Luckily I have no experience with people who delivered bad news in bad ways. I have been the messager myself, and I did a good job though it wasn't easy in one particular case.
I was in the hospital after a call from my BIL that something had happened to my sister. I went over there and got the big bad news from a police officer. I called my mother to say that I'd be over at her house for something important, so I could tell it face ot face. I figured I would let brother come over too, for the same reason.
I call him and tell him he should come over, there is something about my sister. Now, my sister has been in the hospital before because of an overdose (no, not an accident). My brother thinks its something like that, that she is on the stomach pump again and gets angry at her and me, and even starts shouting. Luckily, I managed to stop him in his stacks before he manages to say anything bad, and tell him to just get over there. Which he luckily did. He had heard from my mom already in the meantime, and was a sobbing mess when he tried to apologize to me.

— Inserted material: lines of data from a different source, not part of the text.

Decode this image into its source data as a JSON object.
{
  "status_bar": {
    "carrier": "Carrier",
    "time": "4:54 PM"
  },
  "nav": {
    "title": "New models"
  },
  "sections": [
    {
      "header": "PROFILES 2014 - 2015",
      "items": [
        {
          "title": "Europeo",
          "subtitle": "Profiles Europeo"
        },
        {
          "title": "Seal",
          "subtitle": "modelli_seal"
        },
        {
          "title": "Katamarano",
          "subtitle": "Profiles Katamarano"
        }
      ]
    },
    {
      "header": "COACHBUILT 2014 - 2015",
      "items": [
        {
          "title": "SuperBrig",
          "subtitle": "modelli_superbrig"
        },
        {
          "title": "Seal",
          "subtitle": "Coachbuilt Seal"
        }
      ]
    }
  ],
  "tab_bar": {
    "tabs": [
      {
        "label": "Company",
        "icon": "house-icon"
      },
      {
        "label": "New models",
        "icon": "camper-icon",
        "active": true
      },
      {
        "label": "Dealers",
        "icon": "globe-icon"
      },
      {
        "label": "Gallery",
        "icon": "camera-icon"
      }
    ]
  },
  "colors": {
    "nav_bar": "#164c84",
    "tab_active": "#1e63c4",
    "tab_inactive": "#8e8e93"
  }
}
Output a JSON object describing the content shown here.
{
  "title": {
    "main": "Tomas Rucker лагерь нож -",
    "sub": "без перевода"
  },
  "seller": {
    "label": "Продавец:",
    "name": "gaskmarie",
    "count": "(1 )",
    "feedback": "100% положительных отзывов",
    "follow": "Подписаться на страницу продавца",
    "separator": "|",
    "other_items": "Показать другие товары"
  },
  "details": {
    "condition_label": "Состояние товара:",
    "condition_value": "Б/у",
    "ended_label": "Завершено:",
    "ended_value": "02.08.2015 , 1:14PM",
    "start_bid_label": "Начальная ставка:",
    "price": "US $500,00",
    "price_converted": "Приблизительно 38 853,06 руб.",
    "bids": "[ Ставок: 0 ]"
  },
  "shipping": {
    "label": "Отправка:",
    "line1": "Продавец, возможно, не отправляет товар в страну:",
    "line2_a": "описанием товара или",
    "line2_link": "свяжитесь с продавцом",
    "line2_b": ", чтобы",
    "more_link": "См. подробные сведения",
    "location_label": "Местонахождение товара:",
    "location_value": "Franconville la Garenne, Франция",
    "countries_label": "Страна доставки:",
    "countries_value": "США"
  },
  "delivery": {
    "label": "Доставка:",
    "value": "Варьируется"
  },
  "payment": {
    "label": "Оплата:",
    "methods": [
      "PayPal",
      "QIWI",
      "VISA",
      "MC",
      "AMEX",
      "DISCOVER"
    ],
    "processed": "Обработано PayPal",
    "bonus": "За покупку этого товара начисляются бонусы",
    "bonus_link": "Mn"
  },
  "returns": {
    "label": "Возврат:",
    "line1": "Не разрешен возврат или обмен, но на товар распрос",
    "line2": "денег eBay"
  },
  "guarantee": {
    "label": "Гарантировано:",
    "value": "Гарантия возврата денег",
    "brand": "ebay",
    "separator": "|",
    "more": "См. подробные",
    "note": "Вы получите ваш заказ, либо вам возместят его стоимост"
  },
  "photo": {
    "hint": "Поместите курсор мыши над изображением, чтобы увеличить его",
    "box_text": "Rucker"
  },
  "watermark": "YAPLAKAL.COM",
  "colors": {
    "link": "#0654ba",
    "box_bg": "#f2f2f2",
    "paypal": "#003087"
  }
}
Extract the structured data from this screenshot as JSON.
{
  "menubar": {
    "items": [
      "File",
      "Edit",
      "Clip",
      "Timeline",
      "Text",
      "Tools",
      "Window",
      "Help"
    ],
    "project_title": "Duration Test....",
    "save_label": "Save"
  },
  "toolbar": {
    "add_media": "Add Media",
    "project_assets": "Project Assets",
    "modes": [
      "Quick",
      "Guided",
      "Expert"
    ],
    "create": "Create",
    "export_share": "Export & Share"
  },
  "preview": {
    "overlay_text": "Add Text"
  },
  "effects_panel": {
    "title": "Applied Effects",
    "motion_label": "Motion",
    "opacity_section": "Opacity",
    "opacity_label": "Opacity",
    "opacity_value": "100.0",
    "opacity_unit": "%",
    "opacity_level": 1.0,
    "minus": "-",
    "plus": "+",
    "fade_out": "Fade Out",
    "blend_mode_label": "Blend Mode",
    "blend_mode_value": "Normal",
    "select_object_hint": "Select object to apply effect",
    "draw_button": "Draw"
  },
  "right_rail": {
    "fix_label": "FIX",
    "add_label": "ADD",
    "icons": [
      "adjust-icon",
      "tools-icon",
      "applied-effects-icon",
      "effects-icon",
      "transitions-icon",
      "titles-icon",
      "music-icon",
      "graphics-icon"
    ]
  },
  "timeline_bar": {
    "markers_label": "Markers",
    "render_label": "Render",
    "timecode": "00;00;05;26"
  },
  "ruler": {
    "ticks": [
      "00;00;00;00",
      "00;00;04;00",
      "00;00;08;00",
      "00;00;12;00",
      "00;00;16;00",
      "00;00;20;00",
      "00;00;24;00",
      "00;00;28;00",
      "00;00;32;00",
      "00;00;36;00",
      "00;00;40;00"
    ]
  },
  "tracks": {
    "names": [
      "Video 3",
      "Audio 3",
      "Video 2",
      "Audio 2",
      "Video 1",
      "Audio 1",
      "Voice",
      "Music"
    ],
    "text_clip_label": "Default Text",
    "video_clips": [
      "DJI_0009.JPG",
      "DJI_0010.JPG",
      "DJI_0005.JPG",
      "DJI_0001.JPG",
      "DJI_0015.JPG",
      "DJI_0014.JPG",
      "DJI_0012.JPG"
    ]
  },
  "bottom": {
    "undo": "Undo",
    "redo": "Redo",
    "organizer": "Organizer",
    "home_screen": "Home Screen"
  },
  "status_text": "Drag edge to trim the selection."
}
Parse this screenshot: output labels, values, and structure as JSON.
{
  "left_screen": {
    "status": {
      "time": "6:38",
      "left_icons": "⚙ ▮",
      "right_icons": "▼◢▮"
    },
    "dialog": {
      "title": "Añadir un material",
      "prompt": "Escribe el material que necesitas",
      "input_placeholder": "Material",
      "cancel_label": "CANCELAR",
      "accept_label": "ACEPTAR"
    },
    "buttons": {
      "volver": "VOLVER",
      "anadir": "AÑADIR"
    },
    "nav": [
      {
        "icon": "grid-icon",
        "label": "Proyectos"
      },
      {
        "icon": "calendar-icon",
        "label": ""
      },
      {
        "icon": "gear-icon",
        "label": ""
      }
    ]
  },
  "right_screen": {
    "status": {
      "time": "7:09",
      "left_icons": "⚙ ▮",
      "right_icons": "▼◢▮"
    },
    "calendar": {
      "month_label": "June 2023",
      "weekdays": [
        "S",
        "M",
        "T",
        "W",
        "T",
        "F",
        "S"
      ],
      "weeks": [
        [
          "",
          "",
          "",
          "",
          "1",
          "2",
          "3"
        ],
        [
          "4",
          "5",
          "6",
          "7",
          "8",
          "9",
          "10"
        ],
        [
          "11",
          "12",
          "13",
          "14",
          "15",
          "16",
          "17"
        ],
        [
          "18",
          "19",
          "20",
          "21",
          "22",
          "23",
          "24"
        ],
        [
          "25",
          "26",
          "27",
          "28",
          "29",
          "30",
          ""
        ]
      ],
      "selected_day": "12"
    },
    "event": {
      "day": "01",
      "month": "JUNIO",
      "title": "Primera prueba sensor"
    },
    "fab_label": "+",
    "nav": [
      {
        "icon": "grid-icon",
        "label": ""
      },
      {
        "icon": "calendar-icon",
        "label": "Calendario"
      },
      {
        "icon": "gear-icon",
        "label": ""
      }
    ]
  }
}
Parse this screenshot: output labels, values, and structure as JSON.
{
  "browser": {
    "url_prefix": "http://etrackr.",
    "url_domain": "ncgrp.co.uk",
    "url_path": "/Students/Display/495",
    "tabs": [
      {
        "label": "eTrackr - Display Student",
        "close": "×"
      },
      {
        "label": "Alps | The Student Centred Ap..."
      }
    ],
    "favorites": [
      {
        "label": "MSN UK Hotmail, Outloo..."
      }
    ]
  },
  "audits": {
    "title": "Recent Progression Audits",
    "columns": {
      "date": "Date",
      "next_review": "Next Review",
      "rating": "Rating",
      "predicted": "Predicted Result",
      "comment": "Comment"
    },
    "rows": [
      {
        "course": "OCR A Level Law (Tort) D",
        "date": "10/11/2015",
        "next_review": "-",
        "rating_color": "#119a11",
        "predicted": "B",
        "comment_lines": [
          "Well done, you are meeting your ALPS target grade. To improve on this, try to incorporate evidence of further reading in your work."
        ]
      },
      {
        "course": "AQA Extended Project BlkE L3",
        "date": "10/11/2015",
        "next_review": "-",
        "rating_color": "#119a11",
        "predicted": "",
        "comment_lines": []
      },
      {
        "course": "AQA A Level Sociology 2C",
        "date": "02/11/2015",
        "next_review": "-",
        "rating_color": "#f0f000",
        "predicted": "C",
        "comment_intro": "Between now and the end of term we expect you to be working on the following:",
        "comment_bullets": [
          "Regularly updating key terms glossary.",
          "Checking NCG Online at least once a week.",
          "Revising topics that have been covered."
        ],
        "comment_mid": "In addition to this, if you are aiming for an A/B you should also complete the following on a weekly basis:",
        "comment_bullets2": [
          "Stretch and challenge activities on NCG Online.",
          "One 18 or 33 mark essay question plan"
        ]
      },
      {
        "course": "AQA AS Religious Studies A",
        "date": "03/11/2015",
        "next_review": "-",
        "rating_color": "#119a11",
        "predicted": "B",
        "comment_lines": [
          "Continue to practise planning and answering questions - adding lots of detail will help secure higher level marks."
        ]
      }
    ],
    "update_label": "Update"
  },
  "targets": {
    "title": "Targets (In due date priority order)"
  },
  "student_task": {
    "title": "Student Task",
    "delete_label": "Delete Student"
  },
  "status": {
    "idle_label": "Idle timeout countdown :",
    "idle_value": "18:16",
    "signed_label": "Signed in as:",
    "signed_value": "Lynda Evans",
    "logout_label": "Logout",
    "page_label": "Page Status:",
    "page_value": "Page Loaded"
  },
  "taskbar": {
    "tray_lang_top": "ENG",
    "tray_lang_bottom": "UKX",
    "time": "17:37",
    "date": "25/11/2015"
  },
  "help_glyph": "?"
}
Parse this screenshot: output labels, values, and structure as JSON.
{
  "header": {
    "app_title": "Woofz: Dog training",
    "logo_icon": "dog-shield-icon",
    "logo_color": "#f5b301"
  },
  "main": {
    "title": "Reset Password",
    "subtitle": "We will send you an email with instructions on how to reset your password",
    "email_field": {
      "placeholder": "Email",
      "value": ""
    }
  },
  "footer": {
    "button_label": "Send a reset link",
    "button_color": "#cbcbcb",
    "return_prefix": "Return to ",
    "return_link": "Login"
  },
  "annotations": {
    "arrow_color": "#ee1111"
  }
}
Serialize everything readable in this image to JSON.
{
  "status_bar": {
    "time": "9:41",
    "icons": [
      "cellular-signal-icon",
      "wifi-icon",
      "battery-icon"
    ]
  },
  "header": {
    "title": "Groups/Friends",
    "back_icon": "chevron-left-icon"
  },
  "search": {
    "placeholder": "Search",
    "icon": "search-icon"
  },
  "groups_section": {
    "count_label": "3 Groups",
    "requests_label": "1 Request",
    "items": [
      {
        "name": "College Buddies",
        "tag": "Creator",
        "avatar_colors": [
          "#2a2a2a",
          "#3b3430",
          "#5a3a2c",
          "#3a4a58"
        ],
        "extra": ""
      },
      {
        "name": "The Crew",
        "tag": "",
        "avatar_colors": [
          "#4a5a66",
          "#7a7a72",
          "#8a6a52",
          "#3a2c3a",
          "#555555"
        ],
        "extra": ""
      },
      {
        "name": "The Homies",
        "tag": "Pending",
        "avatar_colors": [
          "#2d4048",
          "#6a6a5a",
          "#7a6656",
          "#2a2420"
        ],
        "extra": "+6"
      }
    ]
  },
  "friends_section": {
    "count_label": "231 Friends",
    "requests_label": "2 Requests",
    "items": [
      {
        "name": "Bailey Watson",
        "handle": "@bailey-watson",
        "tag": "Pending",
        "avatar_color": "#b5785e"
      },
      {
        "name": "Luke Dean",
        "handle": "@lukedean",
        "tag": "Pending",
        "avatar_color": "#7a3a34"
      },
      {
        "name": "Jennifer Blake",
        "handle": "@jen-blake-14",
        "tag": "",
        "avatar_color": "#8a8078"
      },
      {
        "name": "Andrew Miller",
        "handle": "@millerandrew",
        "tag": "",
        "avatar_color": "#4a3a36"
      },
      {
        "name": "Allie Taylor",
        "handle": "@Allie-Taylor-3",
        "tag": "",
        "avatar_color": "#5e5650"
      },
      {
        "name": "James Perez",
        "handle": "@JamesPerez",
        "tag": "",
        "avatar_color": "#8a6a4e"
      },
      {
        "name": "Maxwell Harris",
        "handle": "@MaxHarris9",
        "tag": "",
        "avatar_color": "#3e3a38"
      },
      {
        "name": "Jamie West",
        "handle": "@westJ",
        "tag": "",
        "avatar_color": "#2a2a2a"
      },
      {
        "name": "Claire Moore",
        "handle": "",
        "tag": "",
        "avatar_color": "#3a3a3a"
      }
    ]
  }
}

Maybe my brother sounds like a bad guy here, but he had already raced to the hospital twice before in three years before that, because of voluntary overdose from my sister. He is quite hot tempered and jumped to the wrong conclusions - but then again, who would expect a death call on any given day? he apologized and meant it, and I wasn't even upset with that in the first place (had other things to be upset about) so it was fine.
And yeah, close relatives who have to relay the big bad news should be given a lot of leeway. It's not something you're trained in, and with a head full of grief it's easy to blurt it out all wrong.